JD Group-SW (09618.HK): Analysis of the dilemma is yet to be revealed

招商證券 ·  Mar 11

The core analysis of this report analyzes the ways and possibilities for JD to break the current situation where JD's “provincial” shortcomings expand and “fast” advantages shrink, putting pressure on stocks, and at the same time slowing revenue growth due to reduced high-line incremental space.

We believe that in terms of stock defense, JD's low price strategy is indeed effective on the “provincial” level, but the focus should be on making up for shortcomings and not fighting with friends and merchants; on the “fast” dimension, more attention should be paid to the Dada Group to withstand immediate retail shocks, consolidate timeliness advantages, and expand a new growth curve. In terms of incremental attacks, we believe that JD's increased emphasis on low prices and decline is irreproachable, but it should also firmly consolidate and enhance the two core advantages of “fast” and “good”, widen further gaps with friends and merchants, and achieve differentiated and sustainable growth. We are optimistic about JD's solid barriers and long-term growth resilience, and maintain a “highly recommended” investment rating.

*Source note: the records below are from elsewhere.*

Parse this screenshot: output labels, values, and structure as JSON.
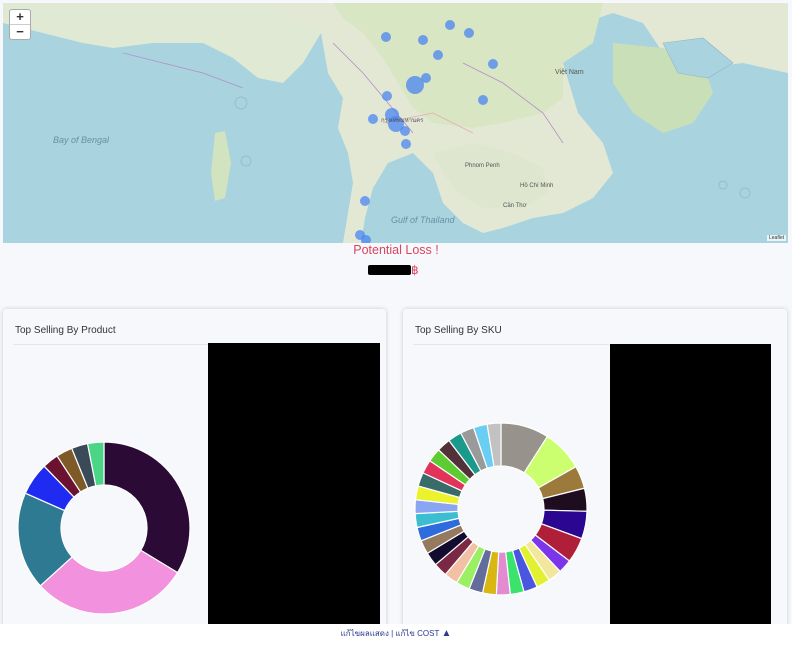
{
  "map": {
    "zoom_in_label": "+",
    "zoom_out_label": "−",
    "labels": {
      "bay_of_bengal": "Bay of Bengal",
      "gulf_of_thailand": "Gulf of Thailand",
      "viet_nam": "Việt Nam",
      "phnom_penh": "Phnom Penh",
      "ho_chi_minh": "Hồ Chí Minh",
      "can_tho": "Cần Thơ",
      "bangkok": "กรุงเทพมหานคร"
    },
    "attribution": "Leaflet",
    "marker_color": "#4a86f0"
  },
  "loss": {
    "title": "Potential Loss !",
    "currency_symbol": "฿"
  },
  "product_card": {
    "title": "Top Selling By Product"
  },
  "sku_card": {
    "title": "Top Selling By SKU"
  },
  "footer": {
    "link1": "แก้ไขผลแสดง",
    "separator": " | ",
    "link2": "แก้ไข COST"
  },
  "chart_data": [
    {
      "type": "pie",
      "values": [
        33,
        29,
        18,
        6,
        3,
        3,
        3,
        3
      ],
      "colors": [
        "#2c0a36",
        "#f291dd",
        "#2e7a93",
        "#1f2bf0",
        "#6b1230",
        "#7d5a28",
        "#3a4a58",
        "#4bd687"
      ]
    },
    {
      "type": "pie",
      "values": [
        10.5,
        9,
        5,
        5,
        6,
        5.5,
        3,
        3,
        3,
        3,
        3,
        3,
        3,
        3,
        3,
        3,
        3,
        3,
        3,
        3,
        3,
        3,
        3,
        3,
        3,
        3,
        3,
        3,
        3,
        3,
        3
      ],
      "colors": [
        "#97938c",
        "#cbff6f",
        "#9c7a3c",
        "#1e0c1f",
        "#2a0691",
        "#b01f3a",
        "#7a36e8",
        "#f2e79d",
        "#e2f032",
        "#4a56e0",
        "#3ae36c",
        "#e28bd0",
        "#d8b712",
        "#636c9b",
        "#9aef62",
        "#f2c0a5",
        "#7a2843",
        "#120d2e",
        "#967a5f",
        "#2e6bdc",
        "#3bbed0",
        "#8aa5f2",
        "#ecf22b",
        "#3a6b6b",
        "#e2345a",
        "#5dcc31",
        "#523138",
        "#1a9a8a",
        "#9a9a9a",
        "#6acdf2",
        "#c2c2c2"
      ]
    }
  ]
}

Sorting out JD's plight: the “provincial” shortcoming is expanding, the “fast” advantage is shrinking, the stock market is under pressure, and the incremental market is limited. JD takes self-operation as its core business model, “fast” and “good” as its core advantages, and middle and high tier users as the core basic market. Under the current trend of rational consumption, consumers have moved the importance of price factors forward, and the shortcomings of JD's “province” have been amplified; at the same time, the faster execution of contracts on platforms such as Meituan Flash Sale has led to a reduction in JD's “fast” advantage, causing part of the stock loss; on the other hand, the growth of users in the JD High Line market is close to the ceiling, and the decline has no obvious advantage over competition, making it difficult to make substantial contributions. The company is facing difficulties in growing.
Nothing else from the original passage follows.